Lorsqu'il arriva sur place, il dut d'abord combattre le moral de ses propres troupes avant même d'affronter les Numantins. L'armée romaine était partagée entre l'indiscipline, la mollesse et la superstition. Plutarque rapporte quelques événements éloquents. « Un jour, il découvre les mules d'un tribun militaire appelé Meminius, chargées de vases et ornées de pierres précieuses » et il lui dit : « Tel que tu es, tu es devenu inutile pour moi et pour la patrie pour trente jours, mais pour toi-même pour toute la vie ». Il découvre un autre « qui portait un bouclier très décoré » et le réprimande ainsi : « un très beau bouclier en effet, jeune homme, mais il vaut mieux pour un Romain faire confiance à sa main droite qu'à sa main gauche ».

Durant les marches, il remarqua que l'infanterie utilisait des chevaux et s'exclama : « Que peut-on attendre à la guerre d'un homme qui ne sait pas marcher ? » Il chassa, selon Appien, tous les marchands, prostituées, devins et augures à qui les soldats, consternés par tant d'infortunes, donnaient trop d'importance. Il expulsa les serviteurs, vendit les chariots, équipages et mules, ne conservant que ceux qui étaient strictement nécessaires, et interdit d'utiliser les animaux durant les marches. Il ne permit à personne de conserver comme équipement plus qu'une broche, une marmite de bronze et un verre. Il indiqua que les repas soient de viande rôtie ou cuite. Il interdit les lits, et il était le premier à dormir sur une natte.

Appien écrit : « Pour que personne ne se perde durant les marches, comme avant, c'était toujours un escadron carré qui marchait, sans qu'il soit permis de quitter la place assignée. Durant la marche, il parcourait fréquemment l'arrière-garde, faisait mettre pied à terre aux cavaliers, et à leur place il mettait les malades. Ce qui chargeait trop les bêtes, il le distribuait aux hommes à pied. S'il faisait une halte, il disposait comme sentinelles autour du camp les mêmes hommes qui avaient servi de batteurs durant la marche, et faisait en sorte qu'un autre escadron de cavalerie battît la campagne. »

Durant cette période d'entraînement et de réforme de son armée, Scipion n'eut avec Numance que de légères escarmouches, suffisantes pour se faire connaître d'eux.

Il répétait : « Les généraux austères et rigides sont très utiles à leurs hommes tandis que les doux et les libéraux apportent beaucoup d'aide aux ennemis.
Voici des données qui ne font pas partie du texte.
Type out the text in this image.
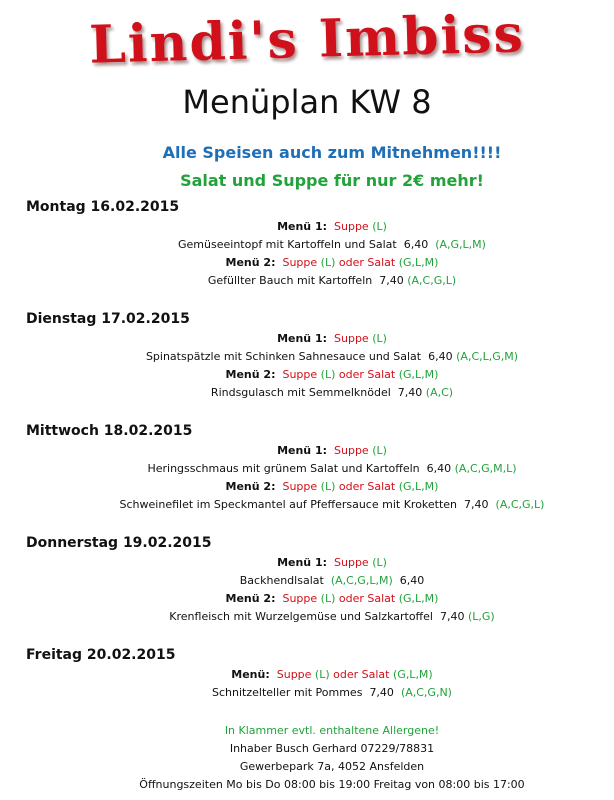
Lindi's Imbiss
Menüplan KW 8
Alle Speisen auch zum Mitnehmen!!!!
Salat und Suppe für nur 2€ mehr!
Montag 16.02.2015
Menü 1: Suppe (L)
Gemüseeintopf mit Kartoffeln und Salat 6,40 (A,G,L,M)
Menü 2: Suppe (L) oder Salat (G,L,M)
Gefüllter Bauch mit Kartoffeln 7,40 (A,C,G,L)
Dienstag 17.02.2015
Menü 1: Suppe (L)
Spinatspätzle mit Schinken Sahnesauce und Salat 6,40 (A,C,L,G,M)
Menü 2: Suppe (L) oder Salat (G,L,M)
Rindsgulasch mit Semmelknödel 7,40 (A,C)
Mittwoch 18.02.2015
Menü 1: Suppe (L)
Heringsschmaus mit grünem Salat und Kartoffeln 6,40 (A,C,G,M,L)
Menü 2: Suppe (L) oder Salat (G,L,M)
Schweinefilet im Speckmantel auf Pfeffersauce mit Kroketten 7,40 (A,C,G,L)
Donnerstag 19.02.2015
Menü 1: Suppe (L)
Backhendlsalat (A,C,G,L,M) 6,40
Menü 2: Suppe (L) oder Salat (G,L,M)
Krenfleisch mit Wurzelgemüse und Salzkartoffel 7,40 (L,G)
Freitag 20.02.2015
Menü: Suppe (L) oder Salat (G,L,M)
Schnitzelteller mit Pommes 7,40 (A,C,G,N)
In Klammer evtl. enthaltene Allergene!
Inhaber Busch Gerhard 07229/78831
Gewerbepark 7a, 4052 Ansfelden
Öffnungszeiten Mo bis Do 08:00 bis 19:00 Freitag von 08:00 bis 17:00
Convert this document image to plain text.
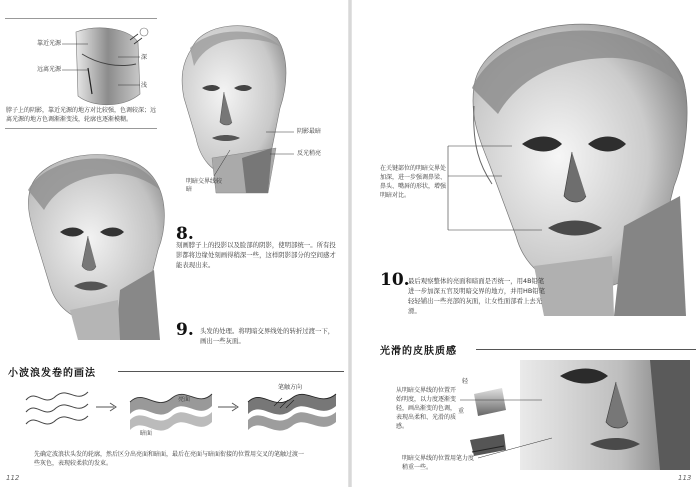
靠近光源
远离光源
深
浅
脖子上的阴影，靠近光源的地方对比较强，色调较深；远离光源的地方色调渐渐变浅，轮廓也逐渐模糊。
阴影最暗
反光稍亮
明暗交界线较暗
8.
刻画脖子上的投影以及脸部的阴影，使明部统一。所有投影都将边缘处刻画得稍深一些，这样阴影部分的空间感才能表现出来。
9. 头发的处理。将明暗交界线处的转折过渡一下，画出一些灰面。
小波浪发卷的画法
亮面
暗面
笔触方向
先确定波浪状头发的轮廓，然后区分出亮面和暗面，最后在亮面与暗面衔接的位置用交叉的笔触过渡一些灰色，表现较柔软的发束。
112
在关键部位的明暗交界处加深，进一步强调鼻梁、鼻头、嘴唇的形状，增强明暗对比。
10.
最后观察整体的亮面和暗面是否统一，用4B铅笔进一步加深五官及明暗交界的地方，并用HB铅笔轻轻铺出一些亮部的灰面，让女性面部看上去光滑。
光滑的皮肤质感
从明暗交界线的位置开始明度，以力度逐渐变轻，画出渐变的色调，表现出柔和、光滑的质感。
轻
重
明暗交界线的位置用笔力度稍重一些。
113
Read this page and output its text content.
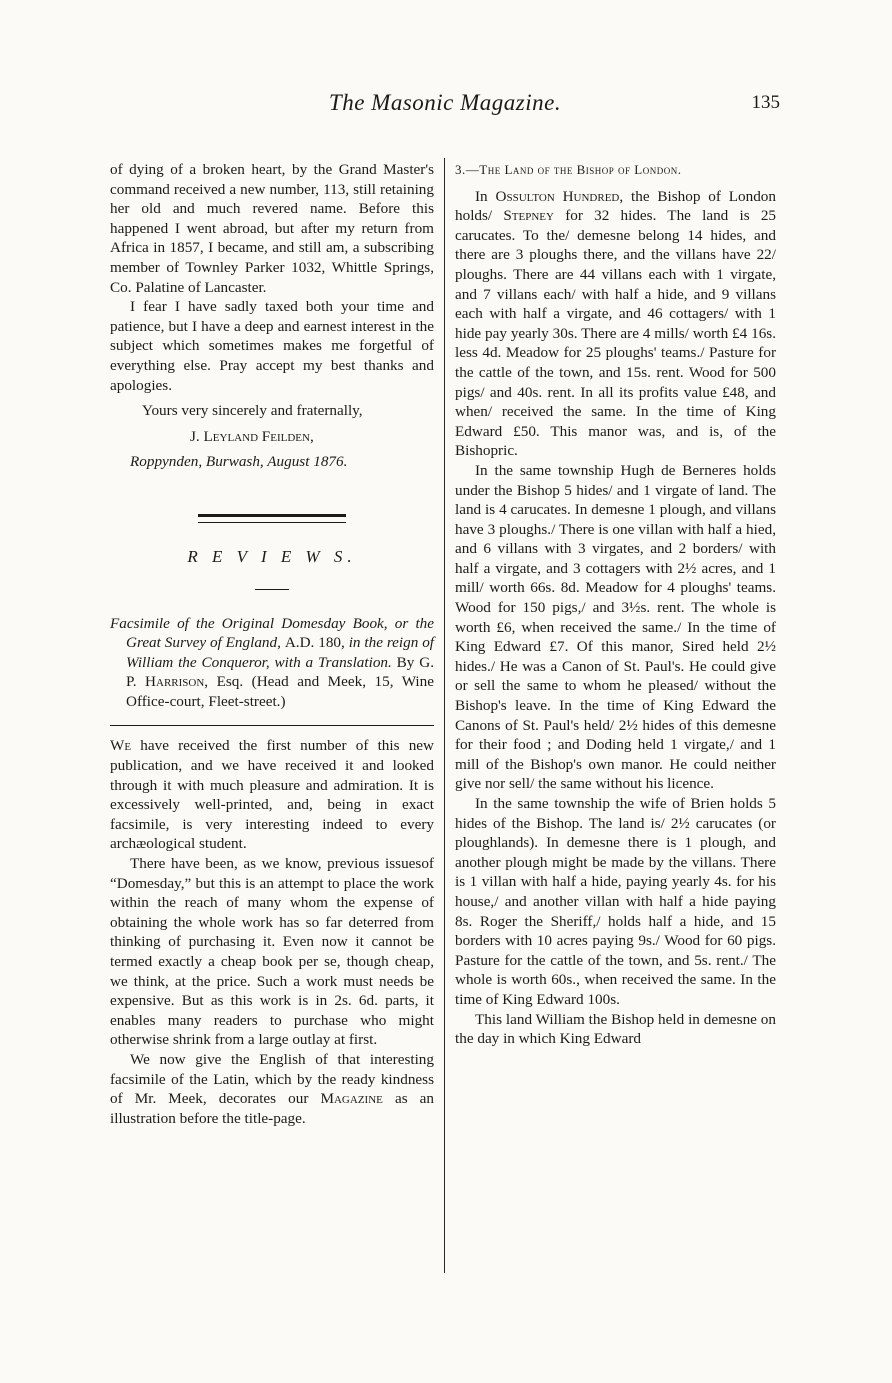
The Masonic Magazine.	135

of dying of a broken heart, by the Grand Master's command received a new number, 113, still retaining her old and much revered name. Before this happened I went abroad, but after my return from Africa in 1857, I became, and still am, a subscribing member of Townley Parker 1032, Whittle Springs, Co. Palatine of Lancaster.

I fear I have sadly taxed both your time and patience, but I have a deep and earnest interest in the subject which sometimes makes me forgetful of everything else. Pray accept my best thanks and apologies.

Yours very sincerely and fraternally,

J. Leyland Feilden,

Roppynden, Burwash, August 1876.

R E V I E W S.

Facsimile of the Original Domesday Book, or the Great Survey of England, A.D. 180, in the reign of William the Conqueror, with a Translation. By G. P. Harrison, Esq. (Head and Meek, 15, Wine Office-court, Fleet-street.)

We have received the first number of this new publication, and we have received it and looked through it with much pleasure and admiration. It is excessively well-printed, and, being in exact facsimile, is very interesting indeed to every archæological student.

There have been, as we know, previous issuesof “Domesday,” but this is an attempt to place the work within the reach of many whom the expense of obtaining the whole work has so far deterred from thinking of purchasing it. Even now it cannot be termed exactly a cheap book per se, though cheap, we think, at the price. Such a work must needs be expensive. But as this work is in 2s. 6d. parts, it enables many readers to purchase who might otherwise shrink from a large outlay at first.

We now give the English of that interesting facsimile of the Latin, which by the ready kindness of Mr. Meek, decorates our Magazine as an illustration before the title-page.

3.—The Land of the Bishop of London.

In Ossulton Hundred, the Bishop of London holds/ Stepney for 32 hides. The land is 25 carucates. To the/ demesne belong 14 hides, and there are 3 ploughs there, and the villans have 22/ ploughs. There are 44 villans each with 1 virgate, and 7 villans each/ with half a hide, and 9 villans each with half a virgate, and 46 cottagers/ with 1 hide pay yearly 30s. There are 4 mills/ worth £4 16s. less 4d. Meadow for 25 ploughs' teams./ Pasture for the cattle of the town, and 15s. rent. Wood for 500 pigs/ and 40s. rent. In all its profits value £48, and when/ received the same. In the time of King Edward £50. This manor was, and is, of the Bishopric.

In the same township Hugh de Berneres holds under the Bishop 5 hides/ and 1 virgate of land. The land is 4 carucates. In demesne 1 plough, and villans have 3 ploughs./ There is one villan with half a hied, and 6 villans with 3 virgates, and 2 borders/ with half a virgate, and 3 cottagers with 2½ acres, and 1 mill/ worth 66s. 8d. Meadow for 4 ploughs' teams. Wood for 150 pigs,/ and 3½s. rent. The whole is worth £6, when received the same./ In the time of King Edward £7. Of this manor, Sired held 2½ hides./ He was a Canon of St. Paul's. He could give or sell the same to whom he pleased/ without the Bishop's leave. In the time of King Edward the Canons of St. Paul's held/ 2½ hides of this demesne for their food ; and Doding held 1 virgate,/ and 1 mill of the Bishop's own manor. He could neither give nor sell/ the same without his licence.

In the same township the wife of Brien holds 5 hides of the Bishop. The land is/ 2½ carucates (or ploughlands). In demesne there is 1 plough, and another plough might be made by the villans. There is 1 villan with half a hide, paying yearly 4s. for his house,/ and another villan with half a hide paying 8s. Roger the Sheriff,/ holds half a hide, and 15 borders with 10 acres paying 9s./ Wood for 60 pigs. Pasture for the cattle of the town, and 5s. rent./ The whole is worth 60s., when received the same. In the time of King Edward 100s.

This land William the Bishop held in demesne on the day in which King Edward
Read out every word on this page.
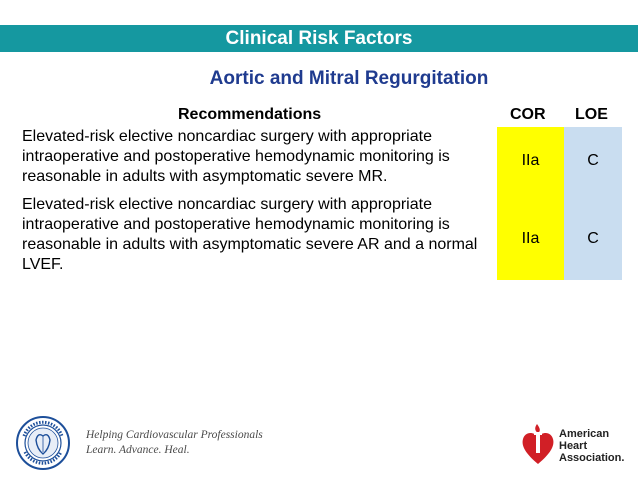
Clinical Risk Factors
Aortic and Mitral Regurgitation
Recommendations	COR LOE
Elevated-risk elective noncardiac surgery with appropriate intraoperative and postoperative hemodynamic monitoring is reasonable in adults with asymptomatic severe MR.
IIa	C
Elevated-risk elective noncardiac surgery with appropriate intraoperative and postoperative hemodynamic monitoring is reasonable in adults with asymptomatic severe AR and a normal LVEF.
IIa	C
Helping Cardiovascular Professionals
Learn. Advance. Heal.
American
Heart
Association.
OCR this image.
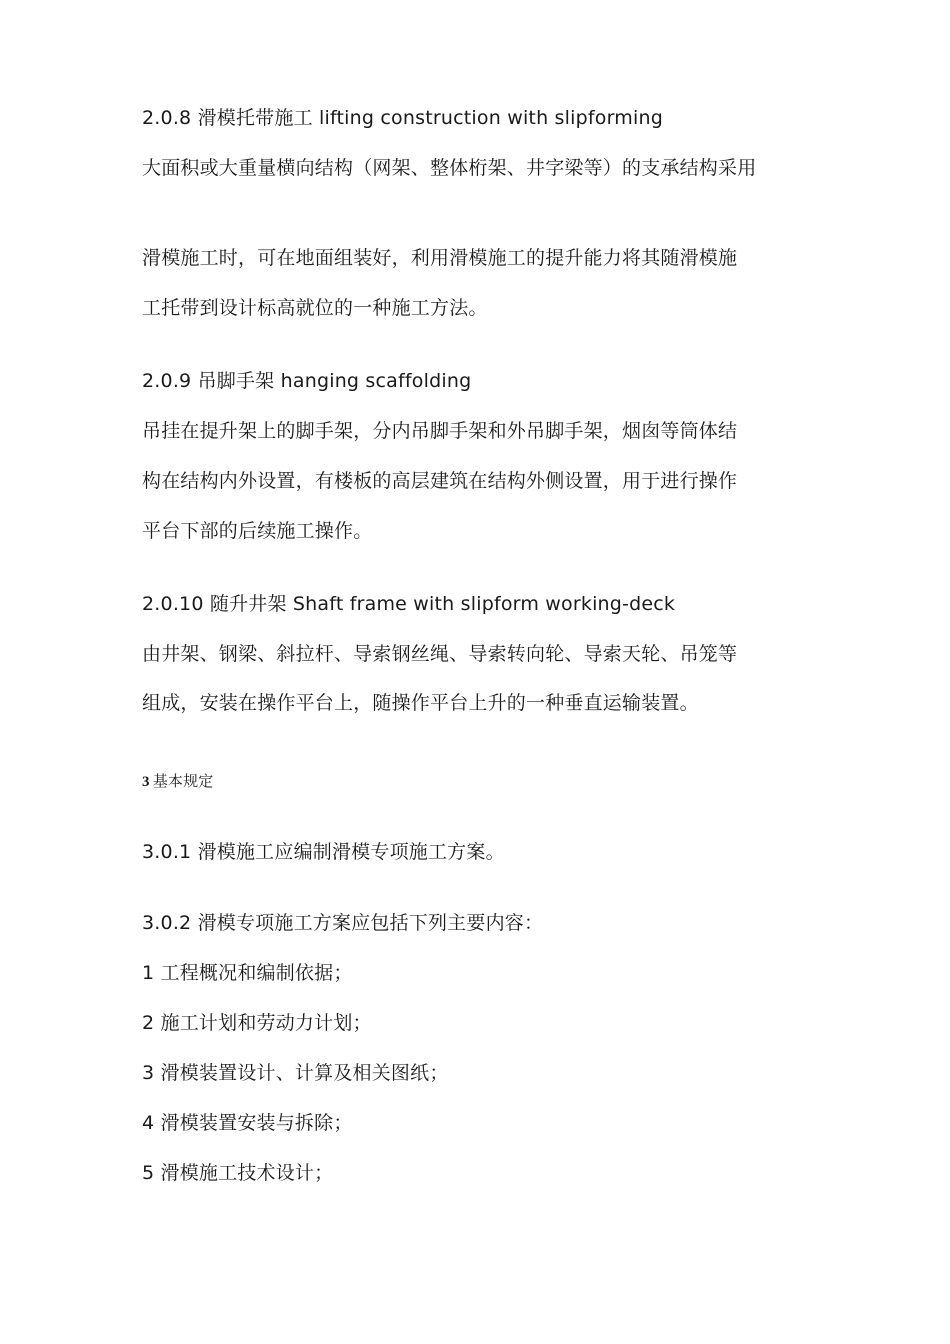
2.0.8 滑模托带施工 lifting construction with slipforming
大面积或大重量横向结构（网架、整体桁架、井字梁等）的支承结构采用
滑模施工时，可在地面组装好，利用滑模施工的提升能力将其随滑模施
工托带到设计标高就位的一种施工方法。
2.0.9 吊脚手架 hanging scaffolding
吊挂在提升架上的脚手架，分内吊脚手架和外吊脚手架，烟囱等筒体结
构在结构内外设置，有楼板的高层建筑在结构外侧设置，用于进行操作
平台下部的后续施工操作。
2.0.10 随升井架 Shaft frame with slipform working-deck
由井架、钢梁、斜拉杆、导索钢丝绳、导索转向轮、导索天轮、吊笼等
组成，安装在操作平台上，随操作平台上升的一种垂直运输装置。
3 基本规定
3.0.1 滑模施工应编制滑模专项施工方案。
3.0.2 滑模专项施工方案应包括下列主要内容：
1 工程概况和编制依据；
2 施工计划和劳动力计划；
3 滑模装置设计、计算及相关图纸；
4 滑模装置安装与拆除；
5 滑模施工技术设计；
Leurs troupes, bien que satisfaites, ne savent pas obéir, alors que celles des austères sont obéissantes et prêtes à tout ». Lorsqu'il eut rendu le moral à ses soldats, les eut disciplinés et habitués à la fatigue, il rapprocha son camp de Numance, veillant à ne pas diviser ses effectifs, comme avaient fait les autres, ni à se battre avant d'avoir exploré le terrain. « C'est insensé, disait-il, de s'aventurer pour de faibles motifs. Le capitaine qui entre en action sans nécessité de le faire est imprudent, de même que celui qui se risque lorsque l'occasion s'y prête est excellent. Les médecins n'utilisent pas la chirurgie avant les médecines. »

Le deuxième siège et chute

Guerre de Numance

Sagace et prudent, Scipion conçut en 134 av. J.-C. le plan d'encercler et assiéger les Numantins sans la moindre faille, jusqu'à ce qu'à bout de forces ils se rendissent. Ainsi, pour leur enlever l'appui des autres peuples, il se dirigea d'abord contre les Vaccéens à qui les Numantins achetaient leurs vivres, moissonna leurs champs, récolta ce qu'il put pour approvisionner ses troupes et brûla le reste. Comme les Pallentiens de Complanio s'opposaient aux fourrageurs romains, il leur envoya Rutilius Rufus, alors tribun et rapporteur de ces faits, selon Appien. Couvrant lui-même sa retraite, Scipion put le sauver avec sa cavalerie. Finalement, il alla passer l'hiver devant Numance, et pour l'encercler fit construire sept campements que le professeur Schulten est parvenu à retrouver. Selon Appien, Scipion ne prêta pas d'attention aux fréquentes sorties par lesquelles les Numantins cherchaient à le provoquer. Il encercla la ville de sept forts, un fossé et une palissade dont le périmètre était le double de celui de la ville (9,25 km). Il fit construire en plus un deuxième fossé, renforcé avec des pieux, doublé d'un mur de huit pieds de large et dix pieds de haut, sans créneaux, le long duquel se succédaient des tours tous les 30 mètres.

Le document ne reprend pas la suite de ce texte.